Se sentó y cerró los ojos. Se dio cuenta de que él no había tocado su copa aún.
—¿Estás bien? —le preguntó.
—Sí.
—Pues no tienes buen aspecto. Estás tan pálida que parece que estás a punto de desmayarte. Claro que en eso puede tener algo que ver el hecho de que vayas vestida de negro desde la cabeza hasta los pies —añadió con un tono crítico.
Estaba claro que no le parecía bien su luto.
—Por lo que veo no te gusta que me haya vestido así para la ocasión, ¿verdad, Rory?
Con un movimiento de hombros prácticamente insignificante, lo dijo todo.
—Supongo que lo que yo sienta al respecto es completamente irrelevante —respondió él—. Tienes que vestirte del modo que a ti te parezca adecuado.
Y, por supuesto, para él aquel no era el modo adecuado. Ángela dejó el vaso sobre la mesa con la mano temblorosa. ¿Quién se creía él que era? Nadie lo había invitado a ir a Irlanda. ¿Con que derecho se metía en sus asuntos? Y no los unía nada. Su único vínculo había desaparecido.
—Por supuesto que siempre hago lo que considero adecuado —respondió ella con un tono desafiante—. Pero siento curiosidad. ¿Qué es lo que te parece mal de mi atuendo, dadas las circunstancias?
La miró con una intensidad inquietante.
—¿Era tu marido de verdad, Ángela, o sólo en los papeles? Desapareció de tu vida hace un año y medio. Al final, los votos matrimoniales no tenían ni el valor del papel en el que estaban escritos.
Ángela levantó la barbilla.
—Tal y como tú habías previsto que ocurriría.
Él no dudó.
—Exacto.
—Y supongo que eso te da un placer inigualable. Debe de ser impresionante saberse en posesión de la verdad de forma tan absoluta. ¡Cómo no! Rory Mandelson dijo que ocurriría, que no podríamos vivir juntos y que yo a acabaría por lograr que se marchara.
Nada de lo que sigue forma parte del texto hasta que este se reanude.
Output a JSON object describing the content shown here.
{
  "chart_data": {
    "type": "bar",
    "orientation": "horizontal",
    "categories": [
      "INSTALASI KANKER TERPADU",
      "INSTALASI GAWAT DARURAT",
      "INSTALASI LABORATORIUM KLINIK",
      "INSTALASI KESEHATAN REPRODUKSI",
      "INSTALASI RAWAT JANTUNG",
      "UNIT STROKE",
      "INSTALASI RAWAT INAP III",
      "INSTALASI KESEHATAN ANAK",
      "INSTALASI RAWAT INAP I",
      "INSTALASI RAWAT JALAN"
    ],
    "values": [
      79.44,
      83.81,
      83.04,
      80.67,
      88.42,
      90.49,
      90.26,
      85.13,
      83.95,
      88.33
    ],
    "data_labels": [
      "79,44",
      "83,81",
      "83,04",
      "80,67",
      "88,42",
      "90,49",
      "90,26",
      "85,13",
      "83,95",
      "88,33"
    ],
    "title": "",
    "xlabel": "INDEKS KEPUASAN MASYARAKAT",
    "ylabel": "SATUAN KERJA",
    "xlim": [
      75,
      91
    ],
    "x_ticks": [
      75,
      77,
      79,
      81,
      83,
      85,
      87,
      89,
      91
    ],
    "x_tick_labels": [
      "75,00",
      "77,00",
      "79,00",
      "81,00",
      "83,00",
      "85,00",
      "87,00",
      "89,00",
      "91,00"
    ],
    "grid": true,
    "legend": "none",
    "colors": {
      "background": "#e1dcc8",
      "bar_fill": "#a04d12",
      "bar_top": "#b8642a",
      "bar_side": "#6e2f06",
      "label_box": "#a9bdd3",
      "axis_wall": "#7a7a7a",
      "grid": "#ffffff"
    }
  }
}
Frunció el ceño y soltó una carcajada extraña, dolorida.
—¿Qué me da placer? ¿Es eso lo que piensas de mí, Ángela? Crees que mi ego es tan inmenso que prefiero que una cosa así ocurra sólo porque he predicho que ocurriría?
—¿No es así? —preguntó ella con ironía.
Él sacudió la cabeza en un gesto exasperado, se dio media vuelta y se aproximó a la ventana. El impresionante paisaje lo dejó momentáneamente sin respiración, algo que no solía ocurrirle a Rory Mandelson con frecuencia.
Esperó unos segundos.
Ángela lo observaba desde el otro extremo. Se preguntó si era consciente de su atractivo… Al menos podría haber tenido la decencia de ponerse algo que no se pegara tan insinuantemente a su torso bien esculpido.
Ángela se dio cuenta, de pronto, del camino que habían tomado sus pensamientos. ¡Por Dios, estaba pensando de ese modo en su ex-cuñado!